Police urge drivers to take safety seriously
BURLINGTON, Vt. (WCAX) - A spate of deadly crashes on Vermont roads this week has authorities appealing to the driving public to take safety seriously.
“It’s a concern of mine and the state police and law enforcement,” said Vermont State Police Col. Matthew Birmingham.
There have been 51 people who have died in crashes so far this year. Just in the last week, a crash in Sheldon killed a driver and passengers involved, and a crash in New Haven involved the death of a motorcyclist.
Data from the Agency of Transportation shows numbers this year are up slightly. But except for 2019 -- when looking at the last five years -- 51 is typical for this time of year.
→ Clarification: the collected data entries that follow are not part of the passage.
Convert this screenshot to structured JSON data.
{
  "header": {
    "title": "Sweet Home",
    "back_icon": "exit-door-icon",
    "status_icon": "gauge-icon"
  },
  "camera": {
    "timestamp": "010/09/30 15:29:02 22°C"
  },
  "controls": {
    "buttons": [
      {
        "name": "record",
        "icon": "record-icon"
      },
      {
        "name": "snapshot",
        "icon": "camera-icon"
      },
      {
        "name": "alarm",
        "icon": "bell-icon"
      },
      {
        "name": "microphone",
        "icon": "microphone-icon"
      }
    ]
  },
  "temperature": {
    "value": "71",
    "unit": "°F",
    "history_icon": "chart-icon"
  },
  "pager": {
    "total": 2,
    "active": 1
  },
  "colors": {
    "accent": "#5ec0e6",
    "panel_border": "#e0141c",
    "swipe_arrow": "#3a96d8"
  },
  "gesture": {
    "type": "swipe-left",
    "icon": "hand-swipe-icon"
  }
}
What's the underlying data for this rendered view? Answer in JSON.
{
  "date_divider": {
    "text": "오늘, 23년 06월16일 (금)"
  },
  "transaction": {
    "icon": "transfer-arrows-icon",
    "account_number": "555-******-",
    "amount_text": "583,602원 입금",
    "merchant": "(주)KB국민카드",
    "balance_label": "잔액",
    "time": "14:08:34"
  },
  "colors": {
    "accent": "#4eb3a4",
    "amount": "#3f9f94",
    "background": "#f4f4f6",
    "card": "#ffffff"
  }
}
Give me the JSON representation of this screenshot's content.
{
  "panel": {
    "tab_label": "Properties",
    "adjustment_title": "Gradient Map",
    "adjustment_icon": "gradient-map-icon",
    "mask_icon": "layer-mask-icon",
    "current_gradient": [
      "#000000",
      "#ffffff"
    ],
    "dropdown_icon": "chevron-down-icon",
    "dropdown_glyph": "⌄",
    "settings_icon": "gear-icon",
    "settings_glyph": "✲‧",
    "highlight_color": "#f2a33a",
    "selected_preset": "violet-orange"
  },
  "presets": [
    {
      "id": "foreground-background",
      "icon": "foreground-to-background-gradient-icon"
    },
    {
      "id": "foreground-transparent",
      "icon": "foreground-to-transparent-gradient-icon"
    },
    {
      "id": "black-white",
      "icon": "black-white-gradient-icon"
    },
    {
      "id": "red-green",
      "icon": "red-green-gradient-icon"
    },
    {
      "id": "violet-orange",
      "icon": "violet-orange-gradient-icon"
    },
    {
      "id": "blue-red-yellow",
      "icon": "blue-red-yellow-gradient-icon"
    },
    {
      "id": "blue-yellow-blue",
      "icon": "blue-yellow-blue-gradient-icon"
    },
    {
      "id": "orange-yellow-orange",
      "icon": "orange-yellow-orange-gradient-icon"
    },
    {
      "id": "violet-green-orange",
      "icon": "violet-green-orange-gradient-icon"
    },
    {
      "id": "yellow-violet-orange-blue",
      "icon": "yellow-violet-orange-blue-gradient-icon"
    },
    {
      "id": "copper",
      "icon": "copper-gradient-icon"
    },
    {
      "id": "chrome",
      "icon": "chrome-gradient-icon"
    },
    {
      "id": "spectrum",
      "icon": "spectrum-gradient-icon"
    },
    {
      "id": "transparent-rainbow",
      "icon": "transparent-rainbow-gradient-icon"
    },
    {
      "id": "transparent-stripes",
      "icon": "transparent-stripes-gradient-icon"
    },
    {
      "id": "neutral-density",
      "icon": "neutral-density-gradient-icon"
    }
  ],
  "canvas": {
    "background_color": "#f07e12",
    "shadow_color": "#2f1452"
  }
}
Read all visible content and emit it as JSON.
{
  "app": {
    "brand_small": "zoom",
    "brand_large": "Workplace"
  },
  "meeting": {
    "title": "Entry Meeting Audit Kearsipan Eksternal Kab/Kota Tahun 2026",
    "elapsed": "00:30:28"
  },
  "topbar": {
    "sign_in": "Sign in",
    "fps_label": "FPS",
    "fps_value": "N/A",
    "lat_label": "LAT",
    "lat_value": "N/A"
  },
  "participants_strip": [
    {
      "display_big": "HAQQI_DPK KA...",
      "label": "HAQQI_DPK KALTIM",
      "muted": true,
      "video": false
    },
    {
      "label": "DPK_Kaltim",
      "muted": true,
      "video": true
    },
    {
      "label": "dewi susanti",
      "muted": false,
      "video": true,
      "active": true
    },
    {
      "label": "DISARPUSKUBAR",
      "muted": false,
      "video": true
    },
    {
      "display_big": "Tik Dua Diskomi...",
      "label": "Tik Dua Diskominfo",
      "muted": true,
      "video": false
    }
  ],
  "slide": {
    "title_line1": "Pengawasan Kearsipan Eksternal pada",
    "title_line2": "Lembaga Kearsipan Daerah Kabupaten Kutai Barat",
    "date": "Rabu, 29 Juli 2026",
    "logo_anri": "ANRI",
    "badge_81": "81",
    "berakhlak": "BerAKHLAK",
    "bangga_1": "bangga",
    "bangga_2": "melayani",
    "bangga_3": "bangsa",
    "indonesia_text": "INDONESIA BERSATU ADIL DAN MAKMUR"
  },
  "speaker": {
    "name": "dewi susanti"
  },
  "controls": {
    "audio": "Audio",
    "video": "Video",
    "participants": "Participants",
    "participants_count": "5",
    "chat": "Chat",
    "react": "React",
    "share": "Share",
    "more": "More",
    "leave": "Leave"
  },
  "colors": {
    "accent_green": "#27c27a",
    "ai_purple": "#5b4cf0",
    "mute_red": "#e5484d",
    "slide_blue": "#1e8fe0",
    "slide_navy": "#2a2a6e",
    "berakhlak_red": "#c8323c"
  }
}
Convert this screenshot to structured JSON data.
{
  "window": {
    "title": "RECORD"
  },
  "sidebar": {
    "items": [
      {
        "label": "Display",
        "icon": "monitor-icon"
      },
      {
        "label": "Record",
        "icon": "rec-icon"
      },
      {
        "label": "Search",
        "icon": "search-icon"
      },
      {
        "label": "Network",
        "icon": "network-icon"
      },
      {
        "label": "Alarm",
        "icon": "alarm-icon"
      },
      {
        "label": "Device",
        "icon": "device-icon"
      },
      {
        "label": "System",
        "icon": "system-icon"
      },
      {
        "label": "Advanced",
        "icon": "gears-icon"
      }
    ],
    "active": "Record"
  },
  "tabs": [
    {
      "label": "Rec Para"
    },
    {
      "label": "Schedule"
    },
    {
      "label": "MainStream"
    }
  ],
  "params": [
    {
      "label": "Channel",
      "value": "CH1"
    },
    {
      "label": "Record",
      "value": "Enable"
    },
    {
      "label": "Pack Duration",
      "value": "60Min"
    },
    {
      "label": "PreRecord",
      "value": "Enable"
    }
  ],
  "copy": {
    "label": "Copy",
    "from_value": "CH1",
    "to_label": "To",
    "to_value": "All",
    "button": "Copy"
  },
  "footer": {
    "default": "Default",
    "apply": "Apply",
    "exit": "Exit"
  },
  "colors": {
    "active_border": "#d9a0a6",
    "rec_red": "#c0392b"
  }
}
“It’s a fatal crash if someone dies on our roadways as a result of the injuries they sustained in the crash. If somebody dies from a heart attack or something medically induced, that would not count as a fatal crash,” said Mandy White, who tracks the data for VTrans.
Col. Birmingham says reducing fatalities on the road takes more than just law enforcement. “We are out there every day trying to slow people down. I want to emphasize -- reducing highway traffic fatalities is a community problem. We have to talk about it, we have to educate, impress upon the people of wearing seatbelts, the importance of ensuring that drivers are not distracted with cell phones and other devices in the cars,” he said.
Pat Moody with AAA Northern New England says one campaign is working to do just that. “AAA’s don’t drive intoxicated is really a focus to get the otherwise responsible driver to realize how dangerous distracted driving is. It compares it to impaired driving. Those are 100% preventable. If we can just curb those two responsible driving things and really help pull that in line, we can save a lot of lives,” he said.